Notre erreur fondamentale, dans cette affaire grecque, c’est que nous n’avons pas respecté la clause de non-renflouement [2. Article 125 du Traité sur le fonctionnement de l’Union européenne.] que nous avions pourtant tous signée. Athènes aurait fait défaut, ses créanciers y auraient laissé quelques plumes et les gouvernements grecs auraient dû apprendre à fonctionner quelques années sans emprunter le moindre centime. Au moins, ça aurait réglé le problème rapidement tout en dispensant au passage quelques bonnes leçons. Mais non. Les technocrates qui nous gouvernent en ont décidé autrement : « Un État membre, nous disent-ils en substance, ne peut pas faire défaut parce que ça signifierait une sortie de la zone euro. »
D’une part, et alors ? Ce n’est pas parce que la Grèce ou un autre pays décide de quitter l’union monétaire que nous sommes tous obligés de faire de même. D’autre part, pardon mais je ne vois aucune raison qui fasse qu’un État membre en défaut de paiement soit obligé d’abandonner l’euro contre son grè. Jusqu’à preuve du contraire, c’est un non sequitur : l’argument selon lequel la BCE serait obligée de couper les vivres des banques grecques en cas de défaut ne repose que sur une volonté politique. En pratique, après recapitalisation [3. Ce qui implique que les actionnaires existant se font lessiver au passage.], il est tout à fait possible de remettre le système bancaire grec en ordre, même si l’État est en faillite.

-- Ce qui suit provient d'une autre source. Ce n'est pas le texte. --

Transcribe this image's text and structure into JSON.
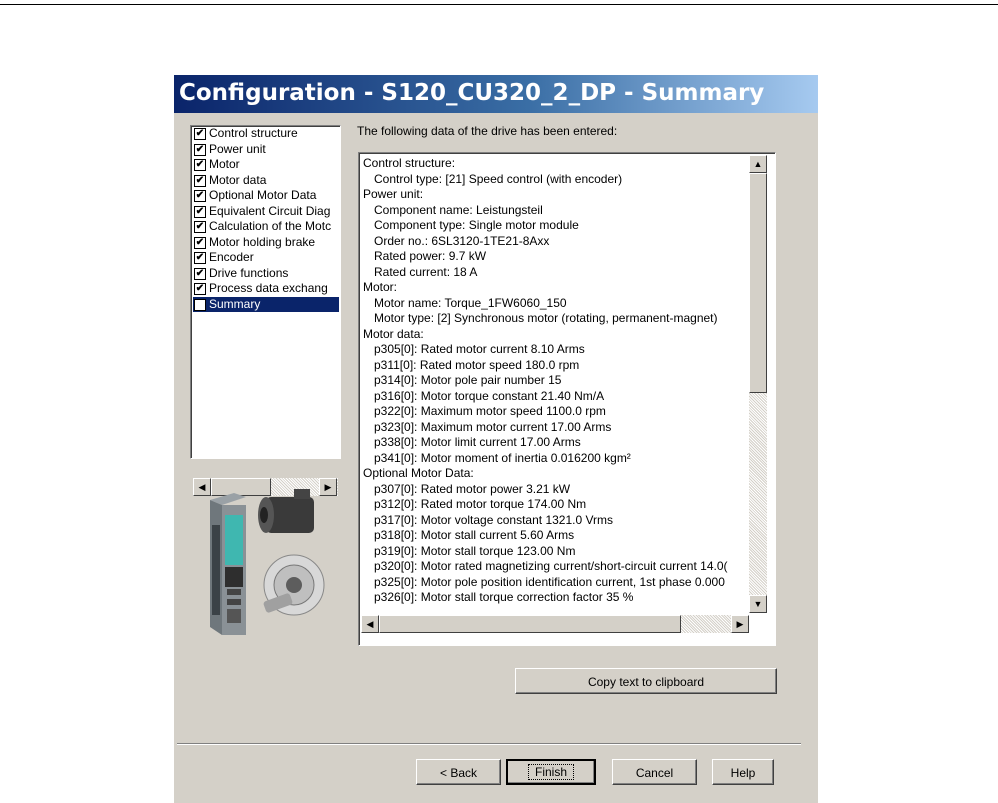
{
  "window": {
    "title": "Configuration - S120_CU320_2_DP - Summary"
  },
  "nav": {
    "items": [
      {
        "label": "Control structure",
        "checked": true
      },
      {
        "label": "Power unit",
        "checked": true
      },
      {
        "label": "Motor",
        "checked": true
      },
      {
        "label": "Motor data",
        "checked": true
      },
      {
        "label": "Optional Motor Data",
        "checked": true
      },
      {
        "label": "Equivalent Circuit Diag",
        "checked": true
      },
      {
        "label": "Calculation of the Motc",
        "checked": true
      },
      {
        "label": "Motor holding brake",
        "checked": true
      },
      {
        "label": "Encoder",
        "checked": true
      },
      {
        "label": "Drive functions",
        "checked": true
      },
      {
        "label": "Process data exchang",
        "checked": true
      },
      {
        "label": "Summary",
        "checked": false,
        "selected": true
      }
    ]
  },
  "main": {
    "intro": "The following data of the drive has been entered:",
    "lines": [
      {
        "text": "Control structure:",
        "indent": false
      },
      {
        "text": "Control type: [21] Speed control (with encoder)",
        "indent": true
      },
      {
        "text": "Power unit:",
        "indent": false
      },
      {
        "text": "Component name: Leistungsteil",
        "indent": true
      },
      {
        "text": "Component type: Single motor module",
        "indent": true
      },
      {
        "text": "Order no.: 6SL3120-1TE21-8Axx",
        "indent": true
      },
      {
        "text": "Rated power: 9.7 kW",
        "indent": true
      },
      {
        "text": "Rated current: 18 A",
        "indent": true
      },
      {
        "text": "Motor:",
        "indent": false
      },
      {
        "text": "Motor name: Torque_1FW6060_150",
        "indent": true
      },
      {
        "text": "Motor type: [2] Synchronous motor (rotating, permanent-magnet)",
        "indent": true
      },
      {
        "text": "Motor data:",
        "indent": false
      },
      {
        "text": "p305[0]: Rated motor current 8.10 Arms",
        "indent": true
      },
      {
        "text": "p311[0]: Rated motor speed 180.0 rpm",
        "indent": true
      },
      {
        "text": "p314[0]: Motor pole pair number 15",
        "indent": true
      },
      {
        "text": "p316[0]: Motor torque constant 21.40 Nm/A",
        "indent": true
      },
      {
        "text": "p322[0]: Maximum motor speed 1100.0 rpm",
        "indent": true
      },
      {
        "text": "p323[0]: Maximum motor current 17.00 Arms",
        "indent": true
      },
      {
        "text": "p338[0]: Motor limit current 17.00 Arms",
        "indent": true
      },
      {
        "text": "p341[0]: Motor moment of inertia 0.016200 kgm²",
        "indent": true
      },
      {
        "text": "Optional Motor Data:",
        "indent": false
      },
      {
        "text": "p307[0]: Rated motor power 3.21 kW",
        "indent": true
      },
      {
        "text": "p312[0]: Rated motor torque 174.00 Nm",
        "indent": true
      },
      {
        "text": "p317[0]: Motor voltage constant 1321.0 Vrms",
        "indent": true
      },
      {
        "text": "p318[0]: Motor stall current 5.60 Arms",
        "indent": true
      },
      {
        "text": "p319[0]: Motor stall torque 123.00 Nm",
        "indent": true
      },
      {
        "text": "p320[0]: Motor rated magnetizing current/short-circuit current 14.0(",
        "indent": true
      },
      {
        "text": "p325[0]: Motor pole position identification current, 1st phase 0.000",
        "indent": true
      },
      {
        "text": "p326[0]: Motor stall torque correction factor 35 %",
        "indent": true
      }
    ],
    "copy_label": "Copy text to clipboard"
  },
  "footer": {
    "back": "< Back",
    "finish": "Finish",
    "cancel": "Cancel",
    "help": "Help"
  }
}
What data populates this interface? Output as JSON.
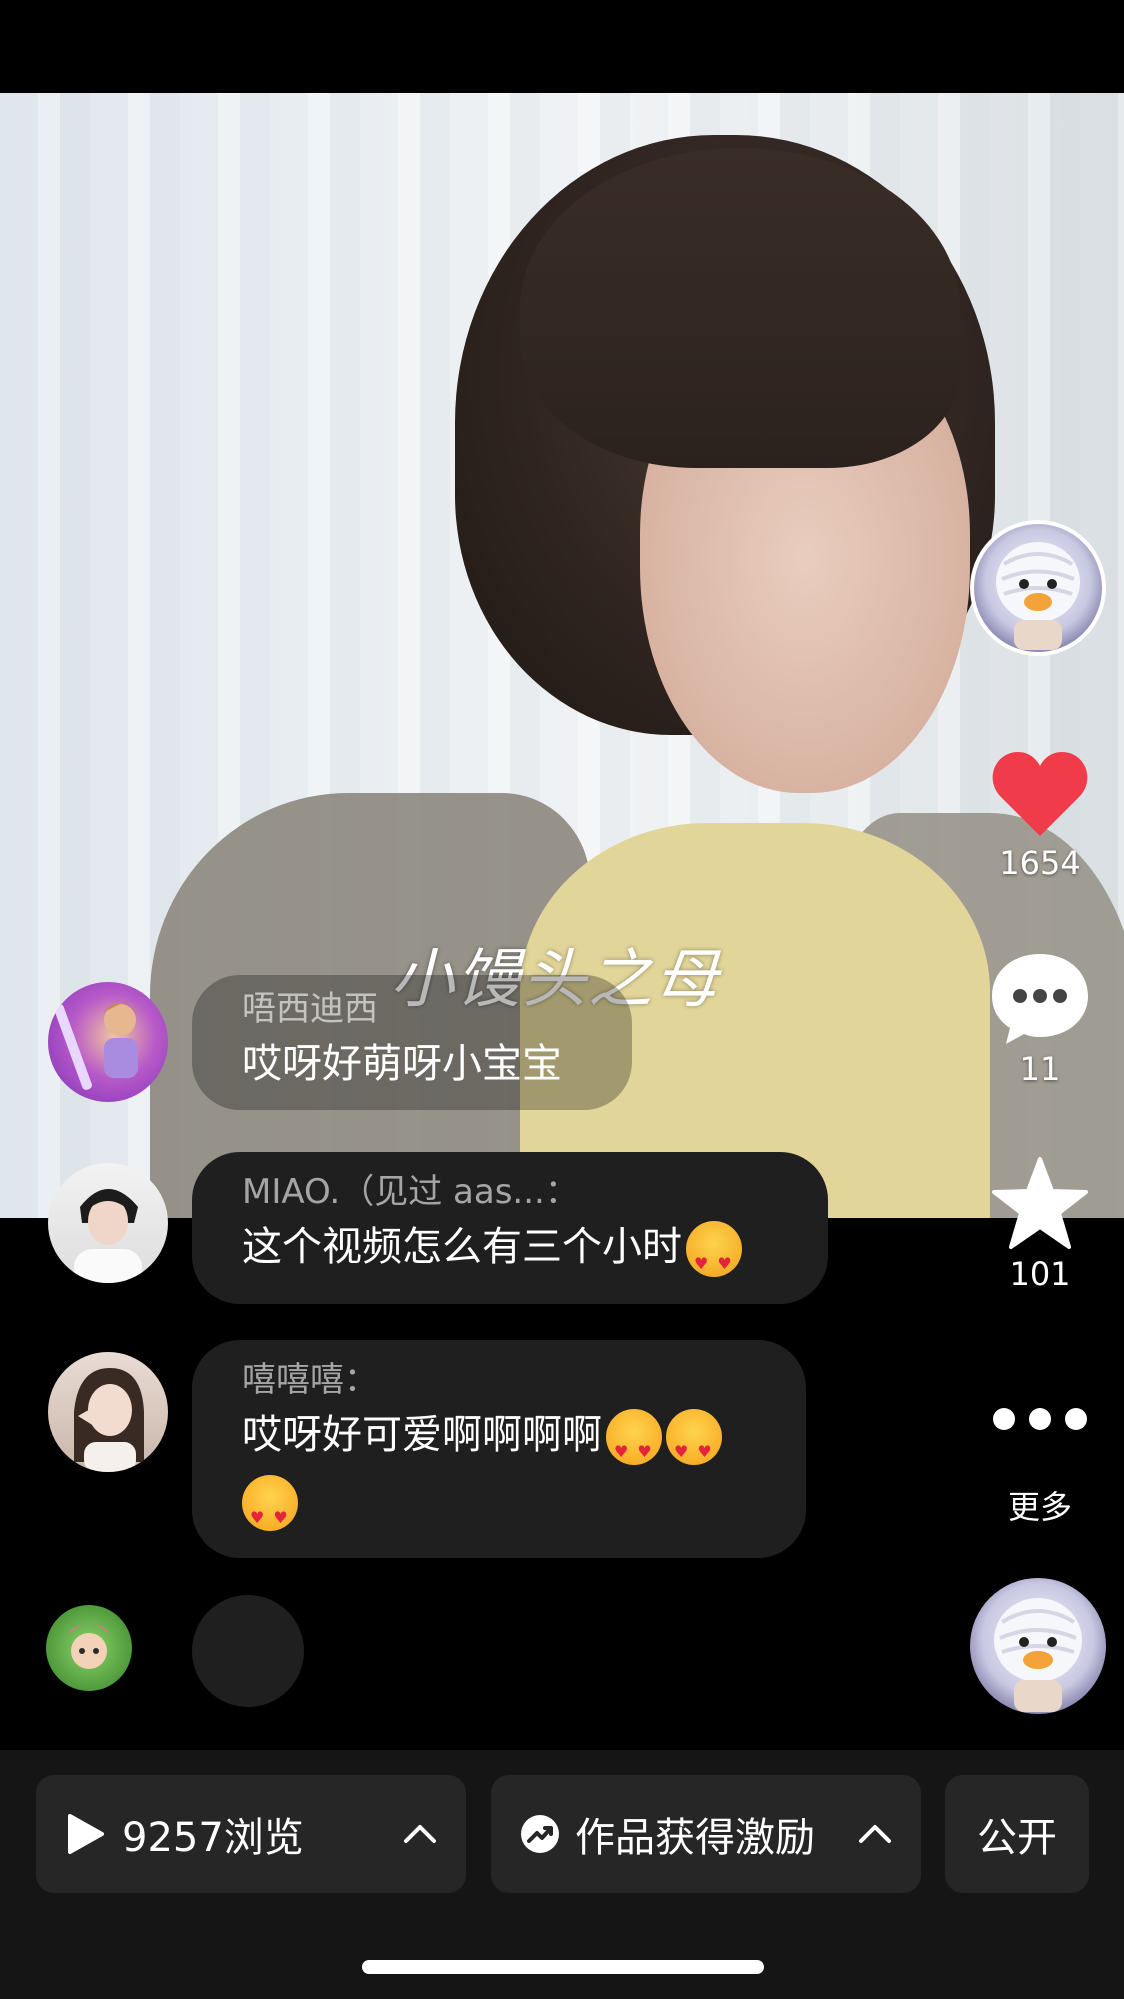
{
  "video": {
    "watermark": "小馒头之母"
  },
  "rail": {
    "like_count": "1654",
    "comment_count": "11",
    "favorite_count": "101",
    "more_label": "更多",
    "colors": {
      "like": "#ef3b4a"
    }
  },
  "comments": [
    {
      "user": "唔西迪西",
      "text": "哎呀好萌呀小宝宝"
    },
    {
      "user": "MIAO.（见过 aas...：",
      "text": "这个视频怎么有三个小时"
    },
    {
      "user": "嘻嘻嘻：",
      "text": "哎呀好可爱啊啊啊啊"
    }
  ],
  "bottom": {
    "views_label": "9257浏览",
    "incentive_label": "作品获得激励",
    "visibility_label": "公开"
  }
}
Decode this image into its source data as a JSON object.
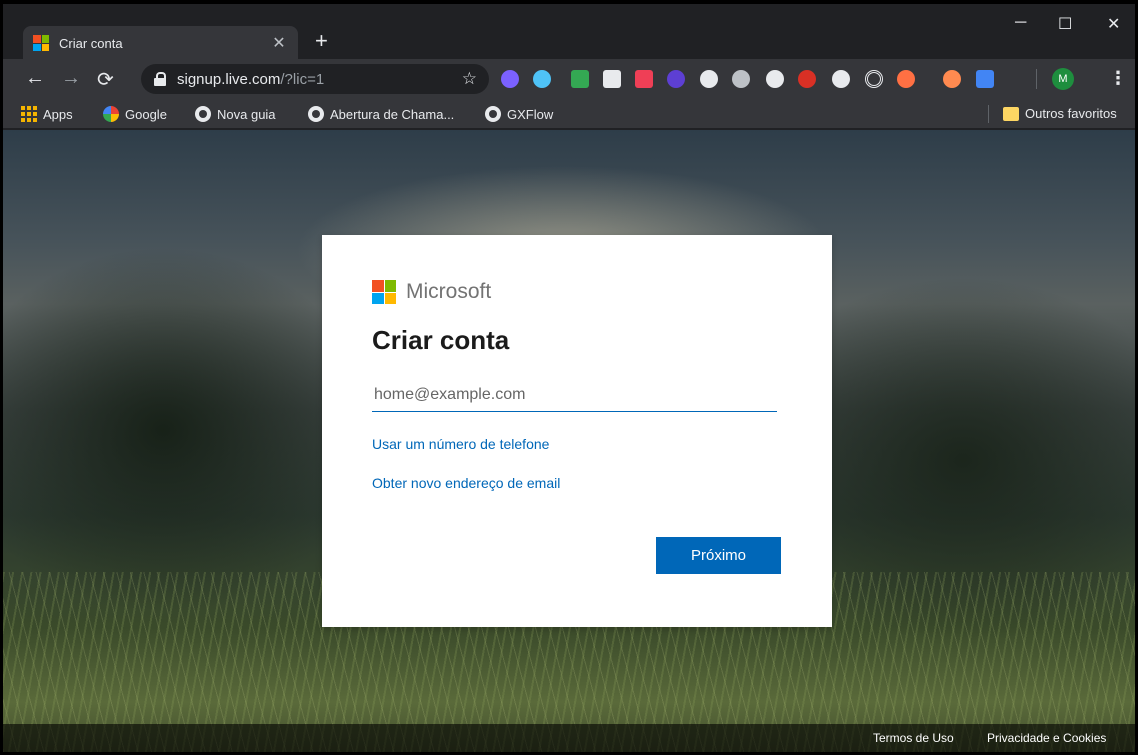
{
  "tab": {
    "title": "Criar conta"
  },
  "address": {
    "host": "signup.live.com",
    "path": "/?lic=1"
  },
  "profile": {
    "initial": "M"
  },
  "bookmarks": {
    "apps": "Apps",
    "google": "Google",
    "nova_guia": "Nova guia",
    "abertura": "Abertura de Chama...",
    "gxflow": "GXFlow",
    "outros": "Outros favoritos"
  },
  "signup": {
    "brand": "Microsoft",
    "heading": "Criar conta",
    "email_placeholder": "home@example.com",
    "phone_link": "Usar um número de telefone",
    "new_email_link": "Obter novo endereço de email",
    "next_button": "Próximo"
  },
  "footer": {
    "terms": "Termos de Uso",
    "privacy": "Privacidade e Cookies"
  },
  "colors": {
    "ms_red": "#f25022",
    "ms_green": "#7fba00",
    "ms_blue": "#00a4ef",
    "ms_yellow": "#ffb900",
    "accent": "#0067b8"
  },
  "extension_icons": [
    "puzzle-icon",
    "dots-icon",
    "maps-icon",
    "drive-icon",
    "pocket-icon",
    "acrobat-icon",
    "circle-icon",
    "gear-icon",
    "record-icon",
    "abp-icon",
    "eye-icon",
    "target-icon",
    "pen-icon",
    "block-icon",
    "shield-icon"
  ]
}
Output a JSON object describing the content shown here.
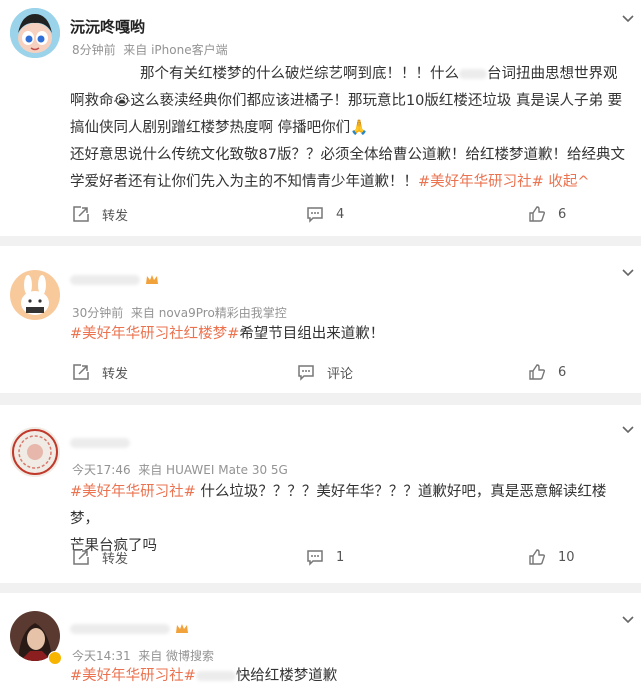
{
  "posts": [
    {
      "user": "沅沅咚嘎哟",
      "time": "8分钟前",
      "source": "来自 iPhone客户端",
      "line1": "那个有关红楼梦的什么破烂综艺啊到底！！！什么",
      "line1b": "台词扭曲思想世界观",
      "line2": "啊救命😭这么亵渎经典你们都应该进橘子！那玩意比10版红楼还垃圾 真是误人子弟 要",
      "line3": "搞仙侠同人剧别蹭红楼梦热度啊 停播吧你们🙏",
      "line4": "还好意思说什么传统文化致敬87版？？必须全体给曹公道歉！给红楼梦道歉！给经典文",
      "line5": "学爱好者还有让你们先入为主的不知情青少年道歉！！",
      "hashtag": "#美好年华研习社#",
      "collapse": "收起",
      "repost_label": "转发",
      "comment_count": "4",
      "like_count": "6"
    },
    {
      "time": "30分钟前",
      "source": "来自 nova9Pro精彩由我掌控",
      "hashtag": "#美好年华研习社红楼梦#",
      "text": "希望节目组出来道歉！",
      "repost_label": "转发",
      "comment_label": "评论",
      "like_count": "6"
    },
    {
      "time": "今天17:46",
      "source": "来自 HUAWEI Mate 30 5G",
      "hashtag": "#美好年华研习社#",
      "line1": " 什么垃圾？？？？美好年华？？？道歉好吧，真是恶意解读红楼梦，",
      "line2": "芒果台疯了吗",
      "repost_label": "转发",
      "comment_count": "1",
      "like_count": "10"
    },
    {
      "time": "今天14:31",
      "source": "来自 微博搜索",
      "hashtag": "#美好年华研习社#",
      "text": "快给红楼梦道歉"
    }
  ],
  "colors": {
    "accent": "#eb7350",
    "meta": "#939393",
    "icon": "#777777"
  }
}
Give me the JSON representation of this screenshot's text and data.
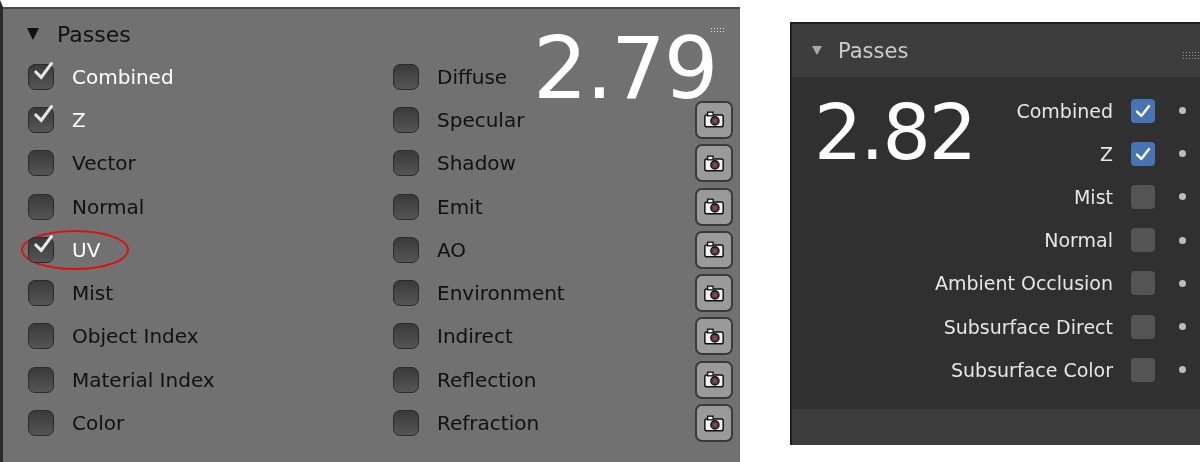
{
  "panel_279": {
    "title": "Passes",
    "expanded": true,
    "version": "2.79",
    "left_column": [
      {
        "label": "Combined",
        "checked": true,
        "circled": false
      },
      {
        "label": "Z",
        "checked": true,
        "circled": false
      },
      {
        "label": "Vector",
        "checked": false,
        "circled": false
      },
      {
        "label": "Normal",
        "checked": false,
        "circled": false
      },
      {
        "label": "UV",
        "checked": true,
        "circled": true
      },
      {
        "label": "Mist",
        "checked": false,
        "circled": false
      },
      {
        "label": "Object Index",
        "checked": false,
        "circled": false
      },
      {
        "label": "Material Index",
        "checked": false,
        "circled": false
      },
      {
        "label": "Color",
        "checked": false,
        "circled": false
      }
    ],
    "right_column": [
      {
        "label": "Diffuse",
        "checked": false,
        "camera_button": false
      },
      {
        "label": "Specular",
        "checked": false,
        "camera_button": true
      },
      {
        "label": "Shadow",
        "checked": false,
        "camera_button": true
      },
      {
        "label": "Emit",
        "checked": false,
        "camera_button": true
      },
      {
        "label": "AO",
        "checked": false,
        "camera_button": true
      },
      {
        "label": "Environment",
        "checked": false,
        "camera_button": true
      },
      {
        "label": "Indirect",
        "checked": false,
        "camera_button": true
      },
      {
        "label": "Reflection",
        "checked": false,
        "camera_button": true
      },
      {
        "label": "Refraction",
        "checked": false,
        "camera_button": true
      }
    ]
  },
  "panel_282": {
    "title": "Passes",
    "expanded": true,
    "version": "2.82",
    "rows": [
      {
        "label": "Combined",
        "checked": true
      },
      {
        "label": "Z",
        "checked": true
      },
      {
        "label": "Mist",
        "checked": false
      },
      {
        "label": "Normal",
        "checked": false
      },
      {
        "label": "Ambient Occlusion",
        "checked": false
      },
      {
        "label": "Subsurface Direct",
        "checked": false
      },
      {
        "label": "Subsurface Color",
        "checked": false
      }
    ]
  }
}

Mais pourquoi diable s’obstinent-ils à ce point ? Vous pouvez, bien sûr, souscrire à la thèse qui voudrait que si la Grèce ne rembourse pas le monde cessera de tourner ou, dans un autre genre, à celle de la méchante Allemagne qui cherche à humilier les gentils grecs, mais je crains fort que ni l’une ni l’autre ne passe le sniff test le plus élémentaire. La réalité, à mon humble avis, est beaucoup plus simple : de Tsipras à Merkel en passant par Hollande et les autres, tous sont absolument convaincus que si la Grèce ne paie pas ou sort de la zone euro, ils le paieront aux prochaines élections.